The revolution will not be consumed

October 3, 2009 | By | Category: General News

“Flee into the future as fast as you can!” “Look back twice as far as you look forward!” “You’re standing on a media whale … for God’s sake don’t fish for minnows!”

These are the pearls of wisdom reporters found themselves stringing together and tapping into their cell phones while listening to Stanford professor and cultural forecaster Paul Saffo, who spoke at ONA Friday afternoon.

And his most popularly tweeted prognostication: Reporters will be replaced by robots.

Paul Saffo photo by Nicole Fallek

Paul Saffo photo by Nicole Fallek

First bloggers, now robots are stealing our jobs? Sheesh.

“I wish everyone in legacy media could listen to this guy,” said Seattle Times Associate Managing Editor Cory Haik, who says she has attended her share of media conferences and myopic, hand-wringing, how-do-we-save-the-industry conversations.

For her, Saffo’s message was a highlight of the conference.
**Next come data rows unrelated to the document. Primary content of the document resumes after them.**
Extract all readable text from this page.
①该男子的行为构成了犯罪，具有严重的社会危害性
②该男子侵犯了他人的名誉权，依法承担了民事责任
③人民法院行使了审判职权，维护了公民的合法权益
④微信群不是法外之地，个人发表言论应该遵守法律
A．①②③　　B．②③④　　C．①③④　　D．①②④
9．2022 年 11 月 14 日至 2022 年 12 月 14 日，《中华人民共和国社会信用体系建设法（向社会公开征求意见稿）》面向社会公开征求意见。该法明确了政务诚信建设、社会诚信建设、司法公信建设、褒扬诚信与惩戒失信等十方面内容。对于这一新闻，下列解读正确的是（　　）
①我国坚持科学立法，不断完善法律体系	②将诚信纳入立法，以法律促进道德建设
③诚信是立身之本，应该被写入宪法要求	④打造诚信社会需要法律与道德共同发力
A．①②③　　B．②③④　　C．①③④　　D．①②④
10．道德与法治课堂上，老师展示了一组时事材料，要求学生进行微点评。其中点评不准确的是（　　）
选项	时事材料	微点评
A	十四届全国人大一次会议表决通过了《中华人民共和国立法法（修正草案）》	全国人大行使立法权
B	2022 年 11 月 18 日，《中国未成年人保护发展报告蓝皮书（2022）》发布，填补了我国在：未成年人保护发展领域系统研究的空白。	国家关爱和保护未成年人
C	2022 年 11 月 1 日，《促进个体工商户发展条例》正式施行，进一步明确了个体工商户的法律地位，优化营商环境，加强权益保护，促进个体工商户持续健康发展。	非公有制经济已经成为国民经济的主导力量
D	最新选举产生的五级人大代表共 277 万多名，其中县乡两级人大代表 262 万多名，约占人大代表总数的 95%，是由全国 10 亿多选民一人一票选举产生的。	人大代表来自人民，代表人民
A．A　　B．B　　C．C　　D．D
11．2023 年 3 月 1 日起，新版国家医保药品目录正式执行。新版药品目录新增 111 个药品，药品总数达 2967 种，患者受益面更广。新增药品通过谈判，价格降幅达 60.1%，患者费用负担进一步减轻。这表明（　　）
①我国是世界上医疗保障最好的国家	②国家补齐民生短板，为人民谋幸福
“‘Damn, I don’t know anything’—that’s how I walked out of there,” Haik said. “Journalists are so narcissistic and so focused on right now. We have to zoom out and look at history: It’s not unique. It’s not just about me. It’s not just about us.”

Haik’s Saffo-tweet: “News is not the organizing strategy of your business. Media is.” Other attendees were less wistful: “In the future, journalists will replace robots. You know, digging uranium, taking out trash, robotic butlers … that sort of thing,” tweeted Chanders.

In his presentation Saffo delivered updates on media theory (The mass media revolution ended in the mid ’90s; now is the age of the personal media revolution); journalism do’s (Embrace uncertainty) and don’ts (Don’t use new forms of media to do slavish imitations of the old forms), and even instructions for further reading (Capitalism, Socialism and Democracy by Joseph Schumpeter—the “economic god of this century”).

He offered optimism, too.

Whenever there’s a major media shift, Saffo said, quality is one of the first things to go. It happened with the Gutenberg press, which created a boom in cheap pornography that eventually paved the way for the novel. It will happen with new media forms too.

True to his title as forecaster, Saffo predicted that new media empires will arise in the next decade that will dwarf the Time Warners and Comcasts of today. They’ll do this, he says, “by enabling the many and the small.”

In other words, the media companies that will grow fattest in what he calls the new “creator economy”—in which producing and consuming are the very same act—are those that harness the smallest creative actions … smaller even than pithy search engine strings or 140-character tweets.

Seems like there’s little room for good old-fashioned storytelling in this new media landscape. But not necessarily.

When approached after the session, Saffo said our life purpose boils down to three desires: 1) The desire to be useful. 2) The desire to collect stuff. 3) The desire to tell stories. Companies like Amazon and eBay satisfy the first two desires.

“The most successful companies will combine all three,” he said.

But that doesn’t mean there’s no room for professional storytellers.

“Our planet is getting smaller,” Saffo said. “And the scarcest currency on this planet is story.”